Leseproben Sarah & Nico
aus Sarah in Mirathasia, Band 1:

„Wisst ihr was? Ich wünsche mir, hier wäre eine Abenteuer-Seilbahn im Wald!“, rief Sarah ihren beiden Freunden Micha und Flocke zu.
Kaum hatte sie ihren Wunsch ausgesprochen, spannte sich vor ihnen ein Seil, das von einer hohen Kastanie aus den Hügel hinunter bis zur Stadt der zehn Wunder führte.
„Ich zuerst!“, rief Sarah und griff nach einer Stange mit Sitzbügel, die an einem Ast herunterbaumelte. Kaum hatte sie sich hinaufgeschwungen und vom Boden abgestoßen, hing eine neue Stange dort.
Sarah genoss es, unbeschwert den Abhang hinunterzuschweben. Flocke musste sich den Sitzbügel hinter ihr geschnappt haben, denn sie hörte sie jauchzen: „Warum ist mir das bloß nicht eingefallen?“
Die Seilbahn verlief parallel zu dem kleinen Weg – und für den Bruchteil einer Sekunde glaubte Sarah, Carlos und seine Freunde dort stehen zu sehen. Ein unangenehmes Gefühl beschlich sie und trotz der rasanten Fahrt konnte sie es nicht so leicht wieder abschütteln. Egal wo Carlos auftauchte, es bedeutete immer Ärger.
Und tatsächlich: Mitten im Wald tauchte plötzlich eine Mauer aus Beton auf. Sarah wusste genau, dass diese dort vorher nicht gestanden hatte. Entsetzt riss sie den Mund auf – doch der Schrei blieb ihr im Hals stecken. Sie würde gleich dagegendonnern!

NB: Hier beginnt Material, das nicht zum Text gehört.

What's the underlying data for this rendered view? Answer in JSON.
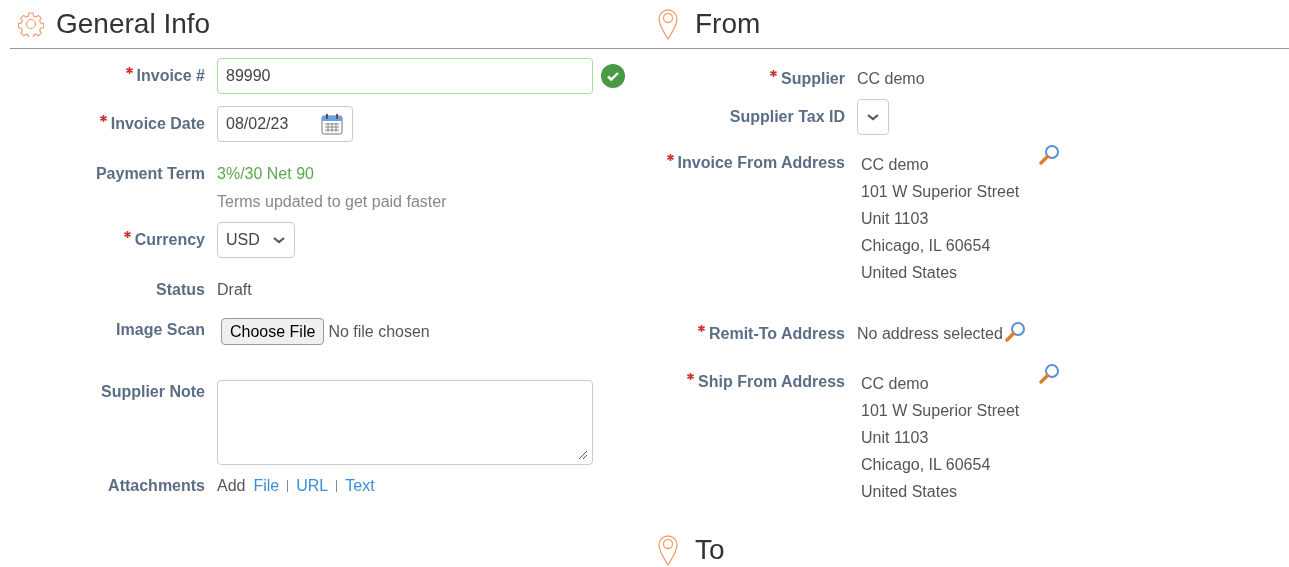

„Außen rum!“, rief Sarah endlich. „Wunsch!“
Auf einmal ging ein Ruck durch ihren Körper und wie von Geisterhand schwang das Seil in eine Rechtskurve. Ihre Füße polterten zwar noch gegen den Stein, aber den Dreh hatte sie gerade noch gekriegt. Doch das Stahlseil rutschte ihr aus den Händen und sicher wäre sie vom Bügel gefallen, hätte sie sich nicht gerade noch rechtzeitig festgeklammert.
Einen Augenblick später wurde sie jedoch in die entgegengesetzte Richtung gerissen; der Sitzbügel rutschte unter ihrem Po weg und wie ein nasses Wäschestück hing sie an dem Bügel. Ihre Füße flogen erneut gegen die Mauer, als das Seil wieder seine ursprüngliche Richtung aufnahm. Ein paar Vögel in den Ästen der nächsten Kastanie kreischten empört auf und flatterten wie wild umher.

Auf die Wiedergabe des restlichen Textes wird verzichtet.